Expanding CDM’s Cybersecurity Capabilities
CDM allows agencies to monitor their IT systems and then respond almost instantaneously to vulnerabilities. The program enables agencies to prioritize the risks based on how severe they might be in an effort to let cybersecurity personnel mitigate the most significant problems first. CDM offers commercial off-the-shelf tools — hardware, software and services — that agencies can access via a central fund. DHS runs the CDM program in partnership with the General Services Administration.
As FedTech recently reported, the program consists of four phases of activity designed to provide network administrators with real-time information about the state of their networks.
Each phase is designed to answer specific questions:
- Phase 1: What is on the network?
- Phase 2: Who is on the network?
- Phase 3: How is the network protected?
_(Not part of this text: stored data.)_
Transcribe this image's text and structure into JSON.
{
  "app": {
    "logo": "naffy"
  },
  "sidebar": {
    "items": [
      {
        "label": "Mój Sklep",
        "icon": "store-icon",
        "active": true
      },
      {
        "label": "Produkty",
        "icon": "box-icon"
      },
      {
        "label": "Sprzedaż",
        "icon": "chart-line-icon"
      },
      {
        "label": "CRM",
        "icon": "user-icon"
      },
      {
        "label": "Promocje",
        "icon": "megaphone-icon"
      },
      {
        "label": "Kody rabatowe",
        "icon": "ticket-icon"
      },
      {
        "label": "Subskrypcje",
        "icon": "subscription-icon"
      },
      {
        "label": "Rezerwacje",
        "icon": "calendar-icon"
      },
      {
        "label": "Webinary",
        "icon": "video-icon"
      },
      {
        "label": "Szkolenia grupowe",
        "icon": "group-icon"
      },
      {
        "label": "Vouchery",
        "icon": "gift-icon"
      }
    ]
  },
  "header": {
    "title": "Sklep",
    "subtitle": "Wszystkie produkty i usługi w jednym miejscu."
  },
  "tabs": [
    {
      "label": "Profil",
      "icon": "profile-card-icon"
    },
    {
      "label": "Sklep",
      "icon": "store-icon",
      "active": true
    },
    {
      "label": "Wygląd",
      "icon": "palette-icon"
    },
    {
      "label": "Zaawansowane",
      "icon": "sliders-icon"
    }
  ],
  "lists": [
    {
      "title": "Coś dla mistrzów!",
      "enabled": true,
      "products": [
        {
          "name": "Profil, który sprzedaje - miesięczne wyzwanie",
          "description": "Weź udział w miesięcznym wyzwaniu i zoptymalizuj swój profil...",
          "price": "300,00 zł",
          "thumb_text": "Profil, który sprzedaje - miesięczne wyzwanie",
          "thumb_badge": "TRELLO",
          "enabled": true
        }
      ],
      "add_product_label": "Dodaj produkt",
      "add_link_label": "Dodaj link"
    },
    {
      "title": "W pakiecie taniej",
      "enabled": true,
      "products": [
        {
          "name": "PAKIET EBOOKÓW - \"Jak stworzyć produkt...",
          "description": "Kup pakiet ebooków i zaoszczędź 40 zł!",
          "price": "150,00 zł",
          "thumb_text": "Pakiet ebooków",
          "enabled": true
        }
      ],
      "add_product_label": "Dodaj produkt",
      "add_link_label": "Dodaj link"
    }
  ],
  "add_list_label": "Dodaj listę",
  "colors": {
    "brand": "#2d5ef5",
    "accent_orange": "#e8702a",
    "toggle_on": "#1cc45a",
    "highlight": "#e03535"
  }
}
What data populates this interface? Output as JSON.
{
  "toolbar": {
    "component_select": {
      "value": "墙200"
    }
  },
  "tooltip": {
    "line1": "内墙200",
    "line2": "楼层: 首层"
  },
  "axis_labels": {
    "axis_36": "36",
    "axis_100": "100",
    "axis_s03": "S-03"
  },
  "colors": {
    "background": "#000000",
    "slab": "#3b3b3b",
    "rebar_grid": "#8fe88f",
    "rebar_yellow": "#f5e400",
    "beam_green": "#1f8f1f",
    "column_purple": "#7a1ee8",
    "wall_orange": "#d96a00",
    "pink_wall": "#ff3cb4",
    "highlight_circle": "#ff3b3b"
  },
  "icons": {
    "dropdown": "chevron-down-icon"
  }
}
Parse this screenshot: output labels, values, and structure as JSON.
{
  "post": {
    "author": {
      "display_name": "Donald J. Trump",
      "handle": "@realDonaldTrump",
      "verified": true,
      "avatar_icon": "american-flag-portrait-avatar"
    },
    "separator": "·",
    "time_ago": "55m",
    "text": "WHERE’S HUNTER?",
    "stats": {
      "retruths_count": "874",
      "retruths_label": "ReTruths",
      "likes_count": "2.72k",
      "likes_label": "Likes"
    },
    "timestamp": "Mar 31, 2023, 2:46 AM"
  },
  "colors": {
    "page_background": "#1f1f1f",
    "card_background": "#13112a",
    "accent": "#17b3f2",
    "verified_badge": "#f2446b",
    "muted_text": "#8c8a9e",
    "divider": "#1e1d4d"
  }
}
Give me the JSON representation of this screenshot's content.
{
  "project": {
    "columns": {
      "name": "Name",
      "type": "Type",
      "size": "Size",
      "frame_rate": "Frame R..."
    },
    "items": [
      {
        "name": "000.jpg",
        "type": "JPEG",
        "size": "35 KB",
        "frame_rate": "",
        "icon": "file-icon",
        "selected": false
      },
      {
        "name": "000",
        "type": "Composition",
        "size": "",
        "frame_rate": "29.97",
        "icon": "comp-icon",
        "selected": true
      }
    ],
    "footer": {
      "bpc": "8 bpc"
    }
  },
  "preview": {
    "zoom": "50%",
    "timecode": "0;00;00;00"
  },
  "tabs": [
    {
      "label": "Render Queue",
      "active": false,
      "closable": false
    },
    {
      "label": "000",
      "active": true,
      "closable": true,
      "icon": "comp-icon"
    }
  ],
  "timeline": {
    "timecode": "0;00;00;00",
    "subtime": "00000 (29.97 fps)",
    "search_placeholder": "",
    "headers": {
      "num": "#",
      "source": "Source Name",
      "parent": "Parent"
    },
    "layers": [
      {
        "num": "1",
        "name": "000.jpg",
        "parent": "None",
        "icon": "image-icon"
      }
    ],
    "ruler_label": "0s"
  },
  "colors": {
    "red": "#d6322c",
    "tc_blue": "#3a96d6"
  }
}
What is happening on the network?
- Phase 4: What role exists for emerging tools and technologies?
The White House’s IT modernization report, released Aug. 30, supports the idea of a federal CDM dashboard. Its section on shared services notes that, upon approval of President Donald Trump and within 150 days, DHS will “complete the data exchanges between the agency- and Federal-level dashboards to provide enterprise-wide situational awareness of an agency’s cyber posture.” The deadline for that is roughly Jan. 27.
Within a month after that, in partnership with the CIO Council, DHS is directed to “implement a concept of operations for the Federal dashboard to include procedures to manage cyber risks across the Federal enterprise, and other factors pertinent to the broader Federal CIO community.”
Most agencies are in phase 1 and phase 2 of CDM deployment. Manfra said at the hearing that DHS’s ongoing CDM efforts dovetail with the White House’s approach to IT modernization and push for greater use of shared services.
“We do see a lot of potential for CDM in the ability to deliver tools at a lower cost across agencies,” Manfra said, Federal News Radio reports. “This is the first time that many agencies have had access to this level of automated data to understand what is on their network. We see a lot of potential for this, but for many agencies, there’s a lot of capability that has to be built. We’re continuing to take advantage of things like shared services [and] more capability from DHS to deploy to agencies who need it most.”